If you want to make minor edits to the .cpp file, you can do so using nano editor via the command nano main.cpp.
Make sure that the line containing #define XCLBIN is commented out, as uncommenting it will cause the system to crash. It was an attempt to use OpenCL host code with the FPGA (PL) accelerator, which is not working, likely due to version-related issues.
Pynq on Kria
Pynq framework allows python code to interact with your custom coprocessor connected via AXI DMA (not AXI Stream FIFO).
The example program adds 4 numbers, invoking the coprocessor and prints the sum, sum+1, sum+2, sum+3 (the coprocessor created using the example HLS code from Assignment 2).
Have a look at the .py code and understand the functionality. It is more or less the same as the C program used with AXI DMA, except that the bitstream is downloaded by the host python code, rather than before the host code is run (which was the case with Assignment 2). This also means a few seconds delay before the computation is started and results are printed.
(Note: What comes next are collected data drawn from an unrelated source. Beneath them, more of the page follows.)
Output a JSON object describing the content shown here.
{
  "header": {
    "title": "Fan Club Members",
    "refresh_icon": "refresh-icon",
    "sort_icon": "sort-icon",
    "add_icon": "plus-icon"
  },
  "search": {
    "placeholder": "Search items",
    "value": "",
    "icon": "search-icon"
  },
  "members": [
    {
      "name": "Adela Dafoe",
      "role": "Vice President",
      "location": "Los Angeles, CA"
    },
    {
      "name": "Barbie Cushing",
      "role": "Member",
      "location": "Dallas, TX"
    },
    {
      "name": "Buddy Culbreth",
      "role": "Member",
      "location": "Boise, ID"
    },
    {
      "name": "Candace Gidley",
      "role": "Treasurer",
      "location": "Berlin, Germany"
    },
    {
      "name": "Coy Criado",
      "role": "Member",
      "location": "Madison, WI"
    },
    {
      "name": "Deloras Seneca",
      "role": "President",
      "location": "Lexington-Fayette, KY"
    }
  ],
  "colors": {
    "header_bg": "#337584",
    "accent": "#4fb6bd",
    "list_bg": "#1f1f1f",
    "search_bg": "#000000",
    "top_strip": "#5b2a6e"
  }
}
Pynq requires the .hwh file with the same name as the .bit file, and in the same folder. This is already done for the example in the PynqDMAExample folder.
sudo -s // the prompt will change to #. You are now in a root shell.
source /etc/profile.d/pynq_venv.sh // activate the virtual environment
cd /home/ubuntu/PynqDMAExample/ // change to the directory containing the python script
python3 PynqDMAExample.py // run it
To have a new .bit and .hwh, first have the .xsa ready. The .xsa can be unzipped using any tool that can deal with .zip (rename it to .zip if necessary). You will then find the .bit and the .hwh (The one we need is the top level .hwh, usually named design_1.hwh; not those named design_1_axi_smc_*.hwh) file. Rename the .hwh file to have the same as the .bit file, except for the extension.
Update: Version 3.x of Pynq allows the unextracted .xsa file to be used directly
If you have SSH /Jupyter lab access, you can copy these files via MobaXterm/Muon SSH/Jupyter lab UI conveniently.
If not, you will need to do it via a USB drive, instructions given below.
Transferring files using a USB Drive
Copy the files to be transferred to a USB drive (not BitLocker-encrypted) from your laptop. Plug it into one of the USB ports.
You can then copy the file (say, mybitstream.bit) from /media/ubuntu/<label> to your working directory (say, /home/ubuntu/PynqDMAExample) via the command
cp /media/ubuntu/<label>/mybitstream.bit /home/ubuntu/PynqDMAExample.
Do the same for the .hwh file.
You can find the <label> corresponding to your USB drive by pressing tab and looking at autocomplete options after typing cp /media/ubuntu/.
If /media/ubuntu/<label> does not exist, it means your drive was not automounted. In this case, you need to mount it manually. Follow the steps below.
First, find out the partition number of your USB drive. This can be done via the command lsblk. You will see something like
sdb
└─sdb1
Here, sdb is the block device name and sdb1 is the partition number. If it is different, make the changes are appropriate for the commands below. For now, we use a label/mountpoint usbdrive.
sudo mkdir -p /media/ubuntu/usbdrive // to create a directory to mount the drive, if it does not exist.
sudo mount /dev/sdb1 /media/ubuntu/usbdrive/ // mount it. Will be read-only for the user ubuntu. This has to done with each unmounting or reboot. An alternative is an appropriate entry in /etc/fstab.
cp /media/ubuntu/usbdrive/mybitstream.bit /home/ubuntu/PynqDMAExample. // to copy the bitstream over to our working directory.
Do the same for the .hwh file.
Before removing the USB drive, it is a very good idea to unmount it via
sudo umount /media/ubuntu/usbdrive.
If you made changes to your file directory on the Kria, in order to copy back to the USB drive, the drive should be mounted with write permissions for the user Ubuntu. It is easy to figure out how to do this with a bit of Googling.
If you wish to make substantial changes to the .cpp file for OpenCL or .py file for Pynq, you can also edit on the laptop and copy it using one of the methods mentioned above.